Городские купцы переполошились, опять собрали деньги, выбрали доверенных, послали молить слезно и кланяться низко у владыки, чтобы не лишил их города знаменитости.
Владыка смиловался: дьякона им оставил. По-старому дьякона поили и с ним пили до того, что он занемог и скончался.
Вскоре после того через тот город проезжал знаменитый столичный протодьякон, сосланный за какие-то прегрешения на место родины, в почетное изгнание.
Тогда не было телеграфов, не было послано и нарочных эстафет, но по людской молве и по ветру узнали «колокольники» о таком важном для них событии и о таком счастье для их города, что проедет басистая знаменитость.
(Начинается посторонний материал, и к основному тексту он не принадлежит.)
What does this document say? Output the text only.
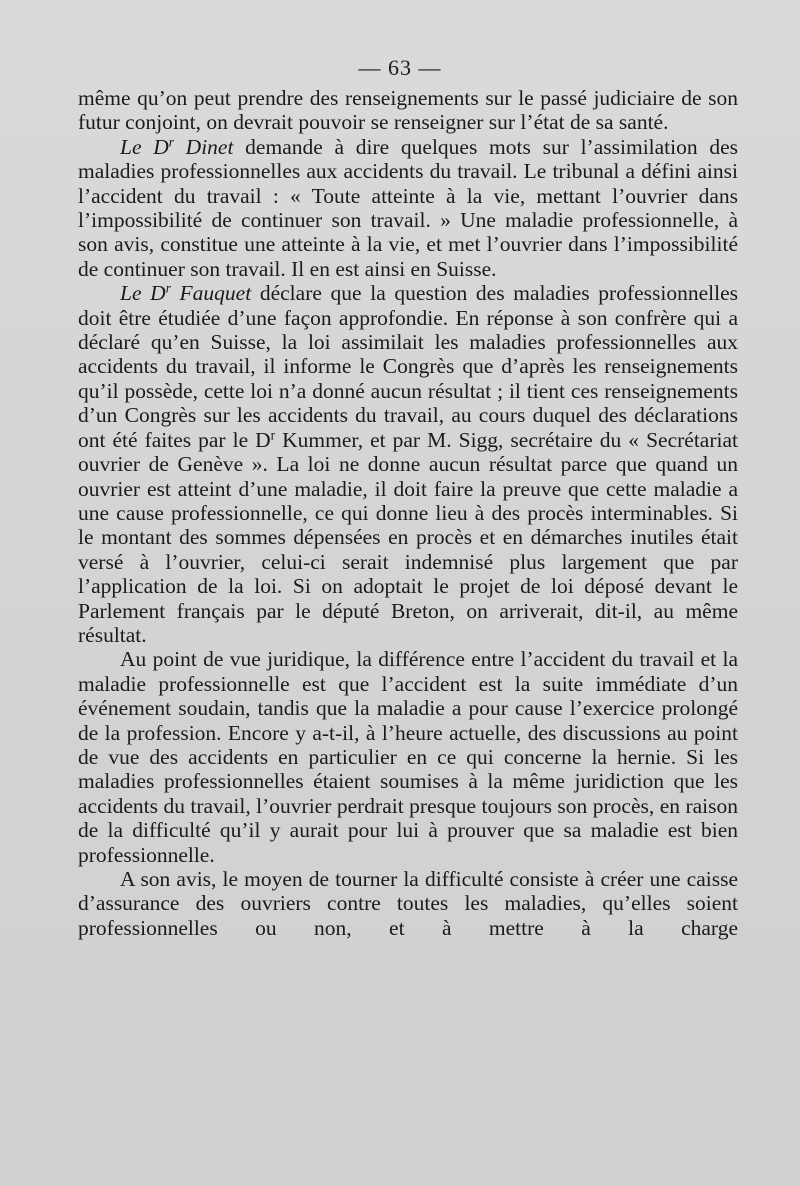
— 63 —

même qu’on peut prendre des renseignements sur le passé judiciaire de son futur conjoint, on devrait pouvoir se renseigner sur l’état de sa santé.

Le $D^r$ Dinet demande à dire quelques mots sur l’assimilation des maladies professionnelles aux accidents du travail. Le tribunal a défini ainsi l’accident du travail : « Toute atteinte à la vie, mettant l’ouvrier dans l’impossibilité de continuer son travail. » Une maladie professionnelle, à son avis, constitue une atteinte à la vie, et met l’ouvrier dans l’impossibilité de continuer son travail. Il en est ainsi en Suisse.

Le $D^r$ Fauquet déclare que la question des maladies professionnelles doit être étudiée d’une façon approfondie. En réponse à son confrère qui a déclaré qu’en Suisse, la loi assimilait les maladies professionnelles aux accidents du travail, il informe le Congrès que d’après les renseignements qu’il possède, cette loi n’a donné aucun résultat ; il tient ces renseignements d’un Congrès sur les accidents du travail, au cours duquel des déclarations ont été faites par le $D^r$ Kummer, et par M. Sigg, secrétaire du « Secrétariat ouvrier de Genève ». La loi ne donne aucun résultat parce que quand un ouvrier est atteint d’une maladie, il doit faire la preuve que cette maladie a une cause professionnelle, ce qui donne lieu à des procès interminables. Si le montant des sommes dépensées en procès et en démarches inutiles était versé à l’ouvrier, celui-ci serait indemnisé plus largement que par l’application de la loi. Si on adoptait le projet de loi déposé devant le Parlement français par le député Breton, on arriverait, dit-il, au même résultat.

Au point de vue juridique, la différence entre l’accident du travail et la maladie professionnelle est que l’accident est la suite immédiate d’un événement soudain, tandis que la maladie a pour cause l’exercice prolongé de la profession. Encore y a-t-il, à l’heure actuelle, des discussions au point de vue des accidents en particulier en ce qui concerne la hernie. Si les maladies professionnelles étaient soumises à la même juridiction que les accidents du travail, l’ouvrier perdrait presque toujours son procès, en raison de la difficulté qu’il y aurait pour lui à prouver que sa maladie est bien professionnelle.

A son avis, le moyen de tourner la difficulté consiste à créer une caisse d’assurance des ouvriers contre toutes les maladies, qu’elles soient professionnelles ou non, et à mettre à la charge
Заусловлены были соборные священники, расставлены махальные на дорогу, навстречу высланы депутатами почетные лица. Кланялись они проезжему, просили отслужить обедню и, получивши за хорошие деньги согласие, звонили в будень в праздничный большой соборный колокол.
Сбежался весь город. Проезжий протодьякон показал себя и в церкви, и на общественном обеде. Сытым и пьяным увезли его тело дальше, но дух его остался в городе: каждый стал стараться ему подражать, дойти до тех густых тонов, выработать такие же пленительн ые вибрации. Весь город забасил, пел и гудел, голосил на все лады и на всяком месте: и по домам, и по рядам. Возились и мучились таким образом долго, пока не дошел один и не попал в самую точку и всех, таким образом, перехвастал.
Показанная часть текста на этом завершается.